Background and purpose - Most newer randomized studies examining plate fixation and nonoperative treatment of midshaft clavicular fractures utilize both Disabilities of the Arm, Shoulder and Hand (DASH) and Constant-Murley score (CS) in the evaluation of patient outcomes. Compared with DASH, the use of CS requires on-site trained personnel and patient visits to obtain the score. The use of both DASH and CS should provide extra value compared with the use of a single functional outcome score; if this value is not provided, the combined use is not necessary. We evaluated the agreement between DASH and CS in patients with displaced midshaft clavicular fractures.Patients and methods - We used prospectively collected data from 146 patients enrolled in a randomized study comparing operative and nonoperative treatment of midshaft clavicular fractures. We determined correlation between DASH and CS at all follow-up points and calculated mean bias in the Bland-Altman plot.Results - We found moderate to high correlation (from 0.82 at 6 weeks' follow-up to 0.58 at 1-year follow-up) between DASH and CS score, and a small bias (2.21 [95% CI 0.22-4.20]) in the Bland-Altman plot.Interpretation - In patients with displaced midshaft clavicular fractures DASH and CS measures the same degree of disability. Unless specifically studying strength and range of motion, we recommend the sole use of DASH as it would eliminate potential observer-induced bias along with removing the economic and logistic burden of obtaining CS without compromising the value of the collected data.
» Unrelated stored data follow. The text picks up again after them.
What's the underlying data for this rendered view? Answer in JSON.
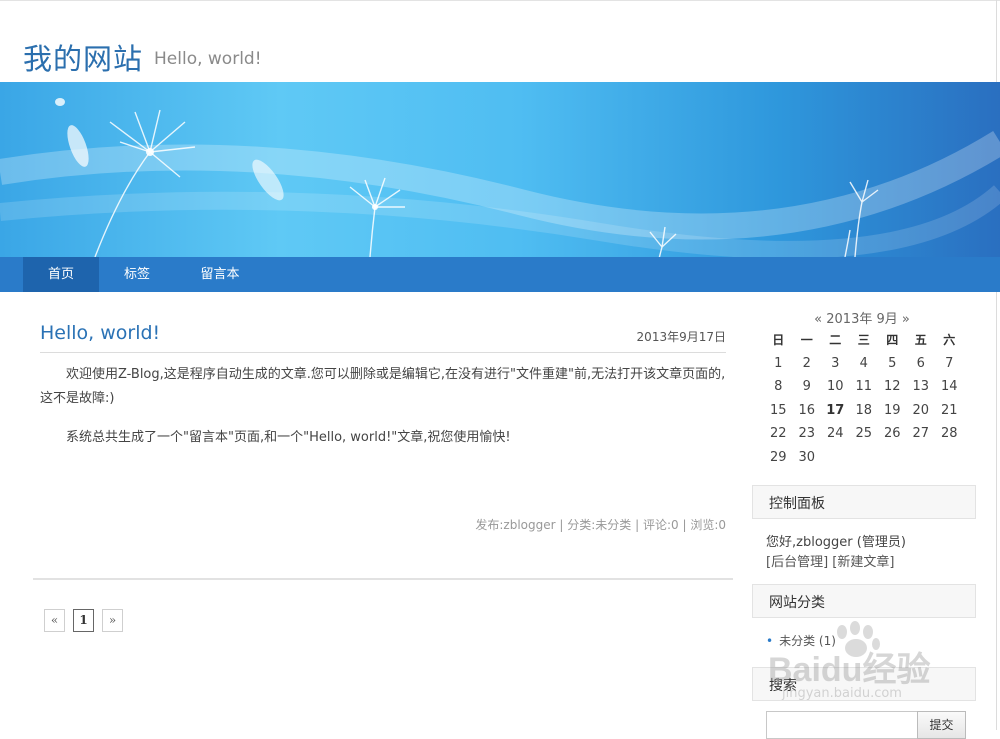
{
  "site": {
    "title": "我的网站",
    "subtitle": "Hello, world!"
  },
  "nav": {
    "items": [
      {
        "label": "首页",
        "active": true
      },
      {
        "label": "标签"
      },
      {
        "label": "留言本"
      }
    ]
  },
  "post": {
    "title": "Hello, world!",
    "date": "2013年9月17日",
    "paragraphs": [
      "欢迎使用Z-Blog,这是程序自动生成的文章.您可以删除或是编辑它,在没有进行\"文件重建\"前,无法打开该文章页面的,这不是故障:)",
      "系统总共生成了一个\"留言本\"页面,和一个\"Hello, world!\"文章,祝您使用愉快!"
    ],
    "meta": "发布:zblogger | 分类:未分类 | 评论:0 | 浏览:0"
  },
  "pager": {
    "prev": "«",
    "current": "1",
    "next": "»"
  },
  "calendar": {
    "prev": "«",
    "title": "2013年 9月",
    "next": "»",
    "weekdays": [
      "日",
      "一",
      "二",
      "三",
      "四",
      "五",
      "六"
    ],
    "weeks": [
      [
        "1",
        "2",
        "3",
        "4",
        "5",
        "6",
        "7"
      ],
      [
        "8",
        "9",
        "10",
        "11",
        "12",
        "13",
        "14"
      ],
      [
        "15",
        "16",
        "17",
        "18",
        "19",
        "20",
        "21"
      ],
      [
        "22",
        "23",
        "24",
        "25",
        "26",
        "27",
        "28"
      ],
      [
        "29",
        "30",
        "",
        "",
        "",
        "",
        ""
      ]
    ],
    "today": "17"
  },
  "control_panel": {
    "title": "控制面板",
    "greeting": "您好,zblogger (管理员)",
    "admin_link": "[后台管理]",
    "new_post_link": "[新建文章]"
  },
  "categories": {
    "title": "网站分类",
    "items": [
      {
        "label": "未分类 (1)"
      }
    ]
  },
  "search": {
    "title": "搜索",
    "button": "提交",
    "placeholder": ""
  },
  "watermark": {
    "brand": "Baidu经验",
    "url": "jingyan.baidu.com"
  },
  "colors": {
    "nav_bg": "#2a7bc9",
    "nav_active": "#1e64ad",
    "title_blue": "#2b6fae"
  }
}
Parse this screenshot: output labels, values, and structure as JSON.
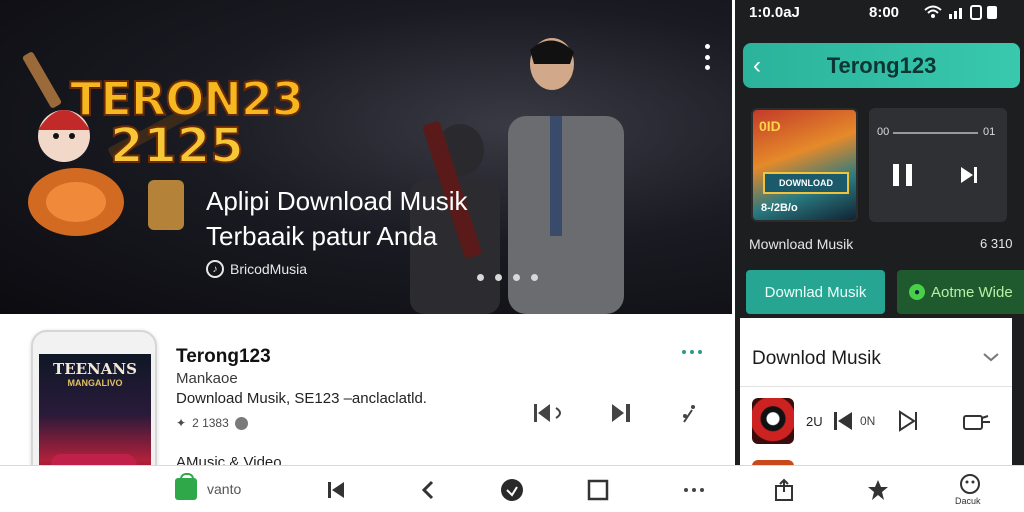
{
  "hero": {
    "logo_line1": "TERON23",
    "logo_line2": "2125",
    "headline_line1": "Aplipi Download Musik",
    "headline_line2": "Terbaaik patur Anda",
    "brand": "BricodMusia",
    "brand_icon": "music-note-icon",
    "carousel_dots": 4
  },
  "status_bar": {
    "time_left": "1:0.0aJ",
    "time_right": "8:00",
    "icons": "wifi-icon signal-icon battery-icon"
  },
  "side_panel": {
    "title": "Terong123",
    "album_top": "0ID",
    "album_banner": "DOWNLOAD",
    "album_bottom": "8-/2B/o",
    "player_time_left": "00",
    "player_time_right": "01",
    "caption_left": "Mownload Musik",
    "caption_right": "6 310",
    "button_primary": "Downlad Musik",
    "button_secondary": "Aotme Wide",
    "sheet_title": "Downlod Musik",
    "row_left": "2U",
    "row_mid": "0N"
  },
  "card": {
    "app_name": "Terong123",
    "developer": "Mankaoe",
    "description": "Download Musik, SE123 –anclaclatld.",
    "stats": "2 1383",
    "category": "AMusic & Video",
    "phone_title": "TEENANS",
    "phone_subtitle": "MANGALIVO"
  },
  "bottom_bar": {
    "store_label": "vanto",
    "u_label": "Dacuk"
  },
  "colors": {
    "accent_teal": "#27a593",
    "header_teal": "#38c9ae",
    "green": "#1f5a2e"
  }
}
背景与目的——大多数较新的关于锁骨中段骨折钢板固定及非手术治疗的随机研究在评估患者预后时,同时使用了上肢、肩部和手部功能障碍评分(DASH)及Constant-Murley评分(CS)。与DASH相比,使用CS需要现场经过培训的人员以及患者前来就诊以获得评分。与使用单一功能预后评分相比,同时使用DASH和CS应该能提供额外价值;如果未提供这种价值,那么联合使用就没有必要。我们评估了移位型锁骨中段骨折患者中DASH与CS之间的一致性。
患者与方法——我们使用了来自一项比较锁骨中段骨折手术与非手术治疗的随机研究中前瞻性收集的146例患者的数据。我们确定了所有随访时间点DASH与CS之间的相关性,并在Bland-Altman图中计算了平均偏差。
结果——我们发现DASH与CS评分之间存在中度到高度相关性(从随访6周时的0.82到随访1年时的0.58),并且在Bland-Altman图中存在较小偏差(2.21[95%CI 0.22 - 4.20])。
解读——在移位型锁骨中段骨折患者中,DASH和CS测量的残疾程度相同。除非专门研究力量和活动范围,我们建议单独使用DASH,因为这样可以消除潜在的观察者诱导偏差,同时消除获取CS的经济和后勤负担,而不会影响所收集数据的价值。